Quand nous lui faisons remarquer la proximité de son travail avec celui du réalisateur des Histoires du cinéma, avec qui il partage un goût certain pour les citations d’initié et le recours aux voix off, Pierre Creton confie, sans s’étendre : “Le cinéma de Godard m’a un peu sauvé la vie à l’adolescence.” À l’aube d’une vie qu’il va documenter, archiver, transformer ou déformer en souvenir, alternant documentaires et fictions autobiographiques. Il en est ainsi dans Va, Toto ! (2017), nourri de sa relation avec Vincent Barré, coréalisateur de nombre de ses films, mais aussi du Bel Été (2019), où il relate une période qui l’a vu accueillir, chez lui, deux jeunes migrants, tandis que le couple formé par ses deux personnages principaux s’ouvre à un troisième homme. 

Un hommage au fantastique

Dans Un prince, si Pierre Creton évoque pour la première fois ses jeunes années, son échappée fantastique dans la seconde partie du film, qui lui permet d’évoquer là encore certaines “figures absentes”, est un hommage au cinéma : “J’ai découvert le cinéma par des films fantastiques.

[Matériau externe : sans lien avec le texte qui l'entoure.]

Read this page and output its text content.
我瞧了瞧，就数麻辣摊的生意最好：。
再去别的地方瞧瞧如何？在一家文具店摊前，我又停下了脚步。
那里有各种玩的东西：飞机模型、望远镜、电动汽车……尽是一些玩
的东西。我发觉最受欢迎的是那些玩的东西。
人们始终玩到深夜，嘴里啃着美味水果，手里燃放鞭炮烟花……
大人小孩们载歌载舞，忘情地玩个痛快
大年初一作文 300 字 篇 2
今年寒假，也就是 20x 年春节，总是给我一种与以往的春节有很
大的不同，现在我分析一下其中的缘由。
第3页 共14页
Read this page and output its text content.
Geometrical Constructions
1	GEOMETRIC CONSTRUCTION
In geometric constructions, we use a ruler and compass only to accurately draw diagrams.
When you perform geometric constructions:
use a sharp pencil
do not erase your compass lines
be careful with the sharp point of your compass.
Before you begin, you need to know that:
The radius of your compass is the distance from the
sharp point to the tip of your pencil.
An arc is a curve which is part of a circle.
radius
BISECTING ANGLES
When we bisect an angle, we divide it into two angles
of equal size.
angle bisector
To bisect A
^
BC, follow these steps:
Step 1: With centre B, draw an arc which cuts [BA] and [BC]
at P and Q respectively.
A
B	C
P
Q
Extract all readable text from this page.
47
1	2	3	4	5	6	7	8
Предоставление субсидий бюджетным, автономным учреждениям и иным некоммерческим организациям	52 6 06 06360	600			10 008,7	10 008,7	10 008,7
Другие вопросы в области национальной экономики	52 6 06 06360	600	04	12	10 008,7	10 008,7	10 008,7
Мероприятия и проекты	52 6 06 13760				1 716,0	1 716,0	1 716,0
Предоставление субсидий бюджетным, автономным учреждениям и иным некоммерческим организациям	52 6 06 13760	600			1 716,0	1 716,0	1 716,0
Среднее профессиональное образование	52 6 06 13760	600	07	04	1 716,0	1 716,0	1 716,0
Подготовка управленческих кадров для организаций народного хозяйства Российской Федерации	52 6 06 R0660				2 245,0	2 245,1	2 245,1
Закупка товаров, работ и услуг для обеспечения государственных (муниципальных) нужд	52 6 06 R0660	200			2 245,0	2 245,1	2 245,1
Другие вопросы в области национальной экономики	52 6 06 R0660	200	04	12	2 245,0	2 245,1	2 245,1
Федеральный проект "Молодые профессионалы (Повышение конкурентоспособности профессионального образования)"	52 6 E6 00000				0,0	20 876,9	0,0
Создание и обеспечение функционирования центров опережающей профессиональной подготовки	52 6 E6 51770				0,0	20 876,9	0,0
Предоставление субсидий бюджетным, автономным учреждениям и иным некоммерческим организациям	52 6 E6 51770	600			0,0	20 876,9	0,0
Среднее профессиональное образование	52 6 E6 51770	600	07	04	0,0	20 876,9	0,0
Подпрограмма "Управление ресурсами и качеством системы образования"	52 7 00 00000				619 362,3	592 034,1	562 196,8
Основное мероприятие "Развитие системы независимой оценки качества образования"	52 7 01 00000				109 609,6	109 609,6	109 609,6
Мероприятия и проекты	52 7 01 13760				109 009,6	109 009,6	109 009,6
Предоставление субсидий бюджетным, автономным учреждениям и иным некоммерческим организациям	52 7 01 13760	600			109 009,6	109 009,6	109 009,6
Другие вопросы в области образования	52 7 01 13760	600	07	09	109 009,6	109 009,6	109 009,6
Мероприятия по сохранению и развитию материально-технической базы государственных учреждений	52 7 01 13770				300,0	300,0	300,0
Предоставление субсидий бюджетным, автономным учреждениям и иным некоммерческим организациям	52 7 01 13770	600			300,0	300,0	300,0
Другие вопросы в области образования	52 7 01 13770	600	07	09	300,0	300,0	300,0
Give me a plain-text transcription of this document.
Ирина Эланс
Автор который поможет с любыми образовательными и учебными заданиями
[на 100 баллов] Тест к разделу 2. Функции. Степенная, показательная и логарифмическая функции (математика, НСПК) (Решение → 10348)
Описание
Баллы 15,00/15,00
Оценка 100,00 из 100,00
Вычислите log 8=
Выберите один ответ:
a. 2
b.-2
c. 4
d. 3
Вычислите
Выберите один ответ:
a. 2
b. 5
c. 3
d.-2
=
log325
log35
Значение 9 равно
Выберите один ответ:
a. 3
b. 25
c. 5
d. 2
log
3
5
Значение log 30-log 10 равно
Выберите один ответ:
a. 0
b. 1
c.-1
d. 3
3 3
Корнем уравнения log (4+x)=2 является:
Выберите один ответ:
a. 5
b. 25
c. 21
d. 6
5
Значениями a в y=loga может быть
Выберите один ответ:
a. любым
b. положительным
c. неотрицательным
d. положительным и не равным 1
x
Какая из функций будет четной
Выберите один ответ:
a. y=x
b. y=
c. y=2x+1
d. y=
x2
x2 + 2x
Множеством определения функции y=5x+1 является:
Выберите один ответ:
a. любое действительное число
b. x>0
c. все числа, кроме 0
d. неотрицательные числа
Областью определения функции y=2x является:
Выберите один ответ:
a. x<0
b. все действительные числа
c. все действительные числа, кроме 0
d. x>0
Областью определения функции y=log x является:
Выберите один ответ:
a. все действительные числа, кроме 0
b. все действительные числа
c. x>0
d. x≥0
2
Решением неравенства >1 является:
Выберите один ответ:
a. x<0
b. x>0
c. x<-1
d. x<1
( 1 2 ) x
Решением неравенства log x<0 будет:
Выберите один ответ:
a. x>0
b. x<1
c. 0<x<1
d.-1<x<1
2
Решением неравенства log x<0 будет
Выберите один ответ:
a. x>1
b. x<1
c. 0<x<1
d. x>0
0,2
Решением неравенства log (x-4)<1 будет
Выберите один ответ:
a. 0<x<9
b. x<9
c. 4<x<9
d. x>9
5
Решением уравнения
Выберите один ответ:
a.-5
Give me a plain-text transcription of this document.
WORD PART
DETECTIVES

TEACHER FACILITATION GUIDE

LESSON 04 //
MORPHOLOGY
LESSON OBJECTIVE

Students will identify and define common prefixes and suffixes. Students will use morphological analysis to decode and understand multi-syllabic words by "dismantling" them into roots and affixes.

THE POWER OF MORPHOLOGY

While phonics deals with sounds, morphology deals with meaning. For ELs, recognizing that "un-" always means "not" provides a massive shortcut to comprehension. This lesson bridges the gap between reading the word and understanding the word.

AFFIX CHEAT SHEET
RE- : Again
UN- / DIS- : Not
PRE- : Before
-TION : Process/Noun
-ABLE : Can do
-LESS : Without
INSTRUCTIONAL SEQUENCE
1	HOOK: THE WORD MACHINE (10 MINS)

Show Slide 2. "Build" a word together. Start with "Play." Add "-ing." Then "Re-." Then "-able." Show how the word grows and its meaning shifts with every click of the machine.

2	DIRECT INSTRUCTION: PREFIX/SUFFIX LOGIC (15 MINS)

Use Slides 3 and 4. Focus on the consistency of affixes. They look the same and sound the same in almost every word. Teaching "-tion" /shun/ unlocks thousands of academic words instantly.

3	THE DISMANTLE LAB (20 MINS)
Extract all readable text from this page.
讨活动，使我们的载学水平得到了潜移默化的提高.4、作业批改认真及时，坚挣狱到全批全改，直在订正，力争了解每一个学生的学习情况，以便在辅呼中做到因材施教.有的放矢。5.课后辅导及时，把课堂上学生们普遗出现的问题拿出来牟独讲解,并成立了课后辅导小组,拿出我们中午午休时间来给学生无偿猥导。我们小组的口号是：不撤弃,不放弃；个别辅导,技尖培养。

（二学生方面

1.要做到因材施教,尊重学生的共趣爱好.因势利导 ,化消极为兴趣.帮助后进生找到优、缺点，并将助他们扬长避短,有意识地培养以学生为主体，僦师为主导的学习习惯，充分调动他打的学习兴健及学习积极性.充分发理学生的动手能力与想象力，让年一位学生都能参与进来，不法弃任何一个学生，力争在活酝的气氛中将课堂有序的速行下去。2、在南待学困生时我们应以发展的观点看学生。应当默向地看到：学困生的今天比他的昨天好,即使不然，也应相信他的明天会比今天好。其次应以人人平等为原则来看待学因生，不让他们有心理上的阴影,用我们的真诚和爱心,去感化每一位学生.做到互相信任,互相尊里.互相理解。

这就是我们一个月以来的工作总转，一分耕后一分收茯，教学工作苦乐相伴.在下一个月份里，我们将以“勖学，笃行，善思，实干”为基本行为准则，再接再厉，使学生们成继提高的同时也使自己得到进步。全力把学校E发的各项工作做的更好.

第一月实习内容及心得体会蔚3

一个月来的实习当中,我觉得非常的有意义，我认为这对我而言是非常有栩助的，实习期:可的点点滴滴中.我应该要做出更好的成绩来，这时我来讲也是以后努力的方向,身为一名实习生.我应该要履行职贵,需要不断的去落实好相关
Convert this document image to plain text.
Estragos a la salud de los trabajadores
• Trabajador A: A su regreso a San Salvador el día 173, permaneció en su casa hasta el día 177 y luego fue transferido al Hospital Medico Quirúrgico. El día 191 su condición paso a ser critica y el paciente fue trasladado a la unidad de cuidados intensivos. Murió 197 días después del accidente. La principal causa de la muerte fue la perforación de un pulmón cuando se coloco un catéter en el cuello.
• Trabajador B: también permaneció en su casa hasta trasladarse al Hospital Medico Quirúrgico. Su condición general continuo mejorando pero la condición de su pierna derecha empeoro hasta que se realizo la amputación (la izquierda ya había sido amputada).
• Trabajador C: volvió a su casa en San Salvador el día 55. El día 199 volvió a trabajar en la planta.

Pour moi, il est fantastique par essence.” Au tout début du film, un silène, perdu dans une lande de Dungeness, en Angleterre, est filmé en face de la maison de Derek Jarman, autre cinéaste-­jardinier homosexuel, mort du sida en 1994. Une plante parmi les nombreuses qui croiseront la route de Pierre-Joseph, son protagoniste, et des hommes sensibles dont il fera ses amants. À commencer par Alberto, son professeur de botanique, fasciné par sa personnalité “inspirée et opaque” – “ce garçon-là m’est littéralement tombé dessus sans que j’y prenne garde. Son absence me troublait. Son refus du contact m’empêchait de me concentrer” –, et qui l’initie à l’amour et à la poésie, quand bien même le jeune homme ne l’a pas attendu pour explorer ses sens. “Quelquefois, je retrouvais mon cousin avec qui je faisais l’amour. Il avait une bite plaisante avec un gland insolent, un joli ventre pour s’y dresser, les couilles bien blotties entre les cuisses”, confie-t-il durant un repas de chasse dans la cabane de son père, tout en sauçant un plat où sa main frôle celle d’un amant de son âge, apprenti boulanger.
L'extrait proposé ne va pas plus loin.